A crew of new guards, led by Saryn, had already blocked the narrow passage at the upper end of the canyon and erected a small and hidden watchtower that overlooked the trail leading there.
How much did you let happen, Ryba, wondered Nylan, because you dared not risk going against your visions? Maybe ... maybe there are worse things than feeling deaths. Is feeling the deaths of those I killed so difficult compared to your causing deaths that may have been unnecessary-and knowing that those deaths may have been unnecessary . . . and living with those deaths forever?
A small figure sat on the end of the causeway wall, looking toward the cairns. Suddenly, she turned and asked, "Why didn't you save Mother?"
Nylan tried not to recoil from the directness of the question.
After a moment, he said slowly, "I tried to save as many as I could." By killing as many of the invaders as I could, he added to himself.
"They weren't Mother." Niera's dark eyes bored into Nylan. "They weren't Mother. The angel let the other mothers stay in the tower."

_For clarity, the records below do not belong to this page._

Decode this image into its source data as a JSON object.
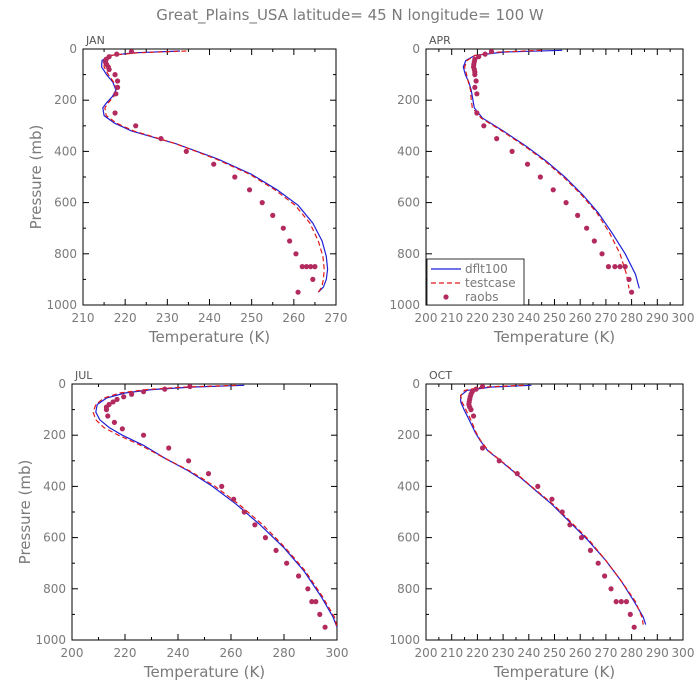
{
  "title": "Great_Plains_USA   latitude=  45 N longitude=  100 W",
  "colors": {
    "dflt100": "#1f1fd6",
    "testcase": "#e01818",
    "raobs": "#b22a5e",
    "axis_text": "#7a7a7a"
  },
  "legend": {
    "placement": "inside APR panel, lower-left",
    "entries": [
      "dflt100",
      "testcase",
      "raobs"
    ]
  },
  "chart_data": [
    {
      "type": "line",
      "panel": "JAN",
      "xlabel": "Temperature (K)",
      "ylabel": "Pressure (mb)",
      "xlim": [
        210,
        270
      ],
      "ylim": [
        1000,
        0
      ],
      "xticks": [
        210,
        220,
        230,
        240,
        250,
        260,
        270
      ],
      "yticks": [
        0,
        200,
        400,
        600,
        800,
        1000
      ],
      "series": [
        {
          "name": "dflt100",
          "style": "solid",
          "x": [
            233,
            222,
            216.5,
            214.5,
            214.4,
            215.6,
            217.1,
            217.8,
            217,
            215.6,
            214.7,
            215,
            217.5,
            221.5,
            232,
            242,
            250,
            256,
            261,
            264.5,
            266.7,
            267.7,
            268,
            267.7,
            267,
            265.8
          ],
          "y": [
            8,
            15,
            25,
            45,
            70,
            100,
            130,
            160,
            185,
            210,
            230,
            260,
            290,
            320,
            370,
            430,
            490,
            550,
            610,
            680,
            750,
            810,
            860,
            900,
            930,
            950
          ]
        },
        {
          "name": "testcase",
          "style": "dashed",
          "x": [
            234.5,
            223,
            216.5,
            215,
            215,
            216,
            217.3,
            218,
            217.3,
            216,
            215.2,
            215.5,
            218,
            222,
            232,
            241.6,
            249.6,
            255.5,
            260.3,
            263.8,
            265.8,
            266.9,
            267.2,
            267,
            266.6,
            265.8
          ],
          "y": [
            8,
            15,
            25,
            45,
            70,
            100,
            130,
            160,
            185,
            210,
            230,
            260,
            290,
            320,
            370,
            430,
            490,
            550,
            610,
            680,
            750,
            810,
            860,
            900,
            930,
            950
          ]
        },
        {
          "name": "raobs",
          "style": "markers",
          "x": [
            221.5,
            218,
            216.2,
            215.5,
            215.3,
            215.6,
            216,
            216.2,
            217.6,
            218.2,
            218.2,
            217.8,
            217.6,
            222.5,
            228.5,
            234.5,
            241,
            246,
            249.5,
            252.5,
            255,
            257.5,
            259,
            260.5,
            262,
            263,
            264,
            265,
            264.5,
            261
          ],
          "y": [
            10,
            20,
            30,
            40,
            50,
            60,
            70,
            80,
            100,
            125,
            150,
            175,
            250,
            300,
            350,
            400,
            450,
            500,
            550,
            600,
            650,
            700,
            750,
            800,
            850,
            850,
            850,
            850,
            900,
            950
          ]
        }
      ]
    },
    {
      "type": "line",
      "panel": "APR",
      "xlabel": "Temperature (K)",
      "ylabel": "",
      "xlim": [
        200,
        300
      ],
      "ylim": [
        1000,
        0
      ],
      "xticks": [
        200,
        210,
        220,
        230,
        240,
        250,
        260,
        270,
        280,
        290,
        300
      ],
      "yticks": [
        0,
        200,
        400,
        600,
        800,
        1000
      ],
      "series": [
        {
          "name": "dflt100",
          "style": "solid",
          "x": [
            253,
            230,
            219,
            215.5,
            214.5,
            215.3,
            216.7,
            217.6,
            218.1,
            218.8,
            222,
            230,
            239,
            247,
            254,
            261,
            267,
            272.5,
            277.5,
            281.5,
            283
          ],
          "y": [
            5,
            12,
            25,
            45,
            70,
            100,
            130,
            160,
            190,
            230,
            270,
            320,
            380,
            440,
            500,
            570,
            640,
            720,
            800,
            880,
            935
          ]
        },
        {
          "name": "testcase",
          "style": "dashed",
          "x": [
            245,
            228,
            219,
            216,
            215,
            215.8,
            216.5,
            217.3,
            217.5,
            218,
            221.5,
            229.5,
            238.5,
            246.5,
            253.5,
            260.5,
            266.5,
            271.5,
            275.5,
            278,
            279
          ],
          "y": [
            5,
            12,
            25,
            45,
            70,
            100,
            130,
            160,
            190,
            230,
            270,
            320,
            380,
            440,
            500,
            570,
            640,
            720,
            800,
            880,
            935
          ]
        },
        {
          "name": "raobs",
          "style": "markers",
          "x": [
            225.5,
            223,
            220.5,
            219,
            218.8,
            218.6,
            218.5,
            218.8,
            219,
            219,
            219.5,
            219,
            219.8,
            219.8,
            222.5,
            227.5,
            233.5,
            239.5,
            244.5,
            249.5,
            254.5,
            259,
            262.5,
            265.5,
            268.5,
            271,
            273.5,
            275.5,
            277.5,
            279,
            280
          ],
          "y": [
            10,
            20,
            30,
            40,
            50,
            60,
            70,
            80,
            90,
            100,
            125,
            150,
            175,
            250,
            300,
            350,
            400,
            450,
            500,
            550,
            600,
            650,
            700,
            750,
            800,
            850,
            850,
            850,
            850,
            900,
            950
          ]
        }
      ]
    },
    {
      "type": "line",
      "panel": "JUL",
      "xlabel": "Temperature (K)",
      "ylabel": "Pressure (mb)",
      "xlim": [
        200,
        300
      ],
      "ylim": [
        1000,
        0
      ],
      "xticks": [
        200,
        220,
        240,
        260,
        280,
        300
      ],
      "yticks": [
        0,
        200,
        400,
        600,
        800,
        1000
      ],
      "series": [
        {
          "name": "dflt100",
          "style": "solid",
          "x": [
            265,
            245,
            230,
            220,
            213,
            209.5,
            209,
            210.5,
            214,
            219,
            227,
            235,
            244,
            253,
            262,
            271,
            280,
            287.5,
            294,
            298.5,
            300
          ],
          "y": [
            5,
            12,
            22,
            35,
            55,
            80,
            110,
            140,
            170,
            200,
            240,
            290,
            340,
            400,
            470,
            550,
            640,
            730,
            830,
            910,
            950
          ]
        },
        {
          "name": "testcase",
          "style": "dashed",
          "x": [
            262,
            242,
            228,
            218,
            212,
            209,
            208,
            209,
            212,
            217.5,
            226,
            235,
            244.5,
            254,
            263,
            272,
            280.5,
            288,
            294.5,
            299,
            300
          ],
          "y": [
            5,
            12,
            22,
            35,
            55,
            80,
            110,
            140,
            170,
            200,
            240,
            290,
            340,
            400,
            470,
            550,
            640,
            730,
            830,
            910,
            950
          ]
        },
        {
          "name": "raobs",
          "style": "markers",
          "x": [
            244.5,
            235,
            227,
            222.5,
            219.5,
            217,
            215.5,
            214,
            213,
            213,
            213.5,
            216,
            219,
            227,
            236.5,
            244,
            251.5,
            256.5,
            261,
            265,
            269,
            273,
            277,
            281,
            285.5,
            289,
            290.5,
            292,
            293.5,
            295.5
          ],
          "y": [
            10,
            20,
            30,
            40,
            50,
            60,
            70,
            80,
            90,
            100,
            125,
            150,
            175,
            200,
            250,
            300,
            350,
            400,
            450,
            500,
            550,
            600,
            650,
            700,
            750,
            800,
            850,
            850,
            900,
            950
          ]
        }
      ]
    },
    {
      "type": "line",
      "panel": "OCT",
      "xlabel": "Temperature (K)",
      "ylabel": "",
      "xlim": [
        200,
        300
      ],
      "ylim": [
        1000,
        0
      ],
      "xticks": [
        200,
        210,
        220,
        230,
        240,
        250,
        260,
        270,
        280,
        290,
        300
      ],
      "yticks": [
        0,
        200,
        400,
        600,
        800,
        1000
      ],
      "series": [
        {
          "name": "dflt100",
          "style": "solid",
          "x": [
            241,
            225,
            216,
            213.5,
            213.5,
            214.8,
            216.3,
            217.8,
            219.2,
            221,
            224,
            229,
            235,
            242,
            249,
            256,
            263,
            270,
            276,
            281,
            284.5,
            285.5
          ],
          "y": [
            5,
            12,
            25,
            45,
            70,
            100,
            130,
            160,
            190,
            220,
            260,
            300,
            350,
            410,
            470,
            540,
            610,
            690,
            770,
            850,
            910,
            940
          ]
        },
        {
          "name": "testcase",
          "style": "dashed",
          "x": [
            238,
            222,
            215,
            213.5,
            214,
            215.5,
            217,
            218.3,
            219.5,
            221.2,
            224.2,
            229.2,
            235.2,
            242.2,
            249.5,
            256.5,
            263.5,
            270,
            276,
            281.5,
            284,
            284.5
          ],
          "y": [
            5,
            12,
            25,
            45,
            70,
            100,
            130,
            160,
            190,
            220,
            260,
            300,
            350,
            410,
            470,
            540,
            610,
            690,
            770,
            850,
            910,
            940
          ]
        },
        {
          "name": "raobs",
          "style": "markers",
          "x": [
            222,
            219.5,
            218,
            217.5,
            217.2,
            217,
            216.8,
            216.7,
            217,
            217.5,
            218.5,
            222,
            228.5,
            235.5,
            243.5,
            249,
            253,
            256,
            260.5,
            264,
            267,
            269.5,
            272,
            274,
            276,
            278,
            279.5,
            281
          ],
          "y": [
            10,
            20,
            30,
            40,
            50,
            60,
            70,
            80,
            90,
            100,
            125,
            250,
            300,
            350,
            400,
            450,
            500,
            550,
            600,
            650,
            700,
            750,
            800,
            850,
            850,
            850,
            900,
            950
          ]
        }
      ]
    }
  ]
}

"Did your mother wish to stay in the tower?"
"No. You and the angel should have made her stay!"
Nylan had no ready answer for that, not a totally honest one, but he continued to meet the girl's eyes. Then he said, "Perhaps we should have, but I cannot change what should have been."
At that, Niera turned and looked at the cairns, and her thin frame shook. Nylan stepped up beside her, and lightly touched her shoulder. Without looking, she pushed his hand away. So he just stood there while she silently sobbed.
CXIV
A STIFF AND cool breeze, foreshadowing fall, swept from the sunlit meadows and fields through the open and newly hung doors of the smithy. With the air came the scent of cut grass, of dust raised by the passing horses, and of recently sawn fir timbers. Inside, the air smelled of hot metal, forge coals, and sweat-of burned impurities, scalded quench steam, and oil.
Nylan brought the hammer down on the faintly red alloy, scattering sparklets of oxides. The anvil-a real anvil, heavy as ice two on a gas giant, if battered around the edges-and the hammer rang. Nylan couldn't help smiling.
"Is it good?" asked Ayrlyn. "I've been looking for one all summer. I got this from a widow not far from Gnotos."
"It's good. Very good. It feels good."
"You look happy when you work here, when you build or make things, and I can almost feel the order you put in them."
"You two," said Huldran, easing more charcoal into the forge. "You talk about feeling. It's as though you feel what you do more than you see it."
"He does," said Ayrlyn. "He can sense the grain of the metal."
Nylan grinned at the healer. "She can sense sickness in the body."
Huldran shook her head, and the short blond hair flared away from her face. "I've always thought that. I don't think I really wanted to know. With the laser, I figured that was because it was like the engineer's powernet ... Is all the magic in this place like that, something that has to be felt, that can't really be seen?"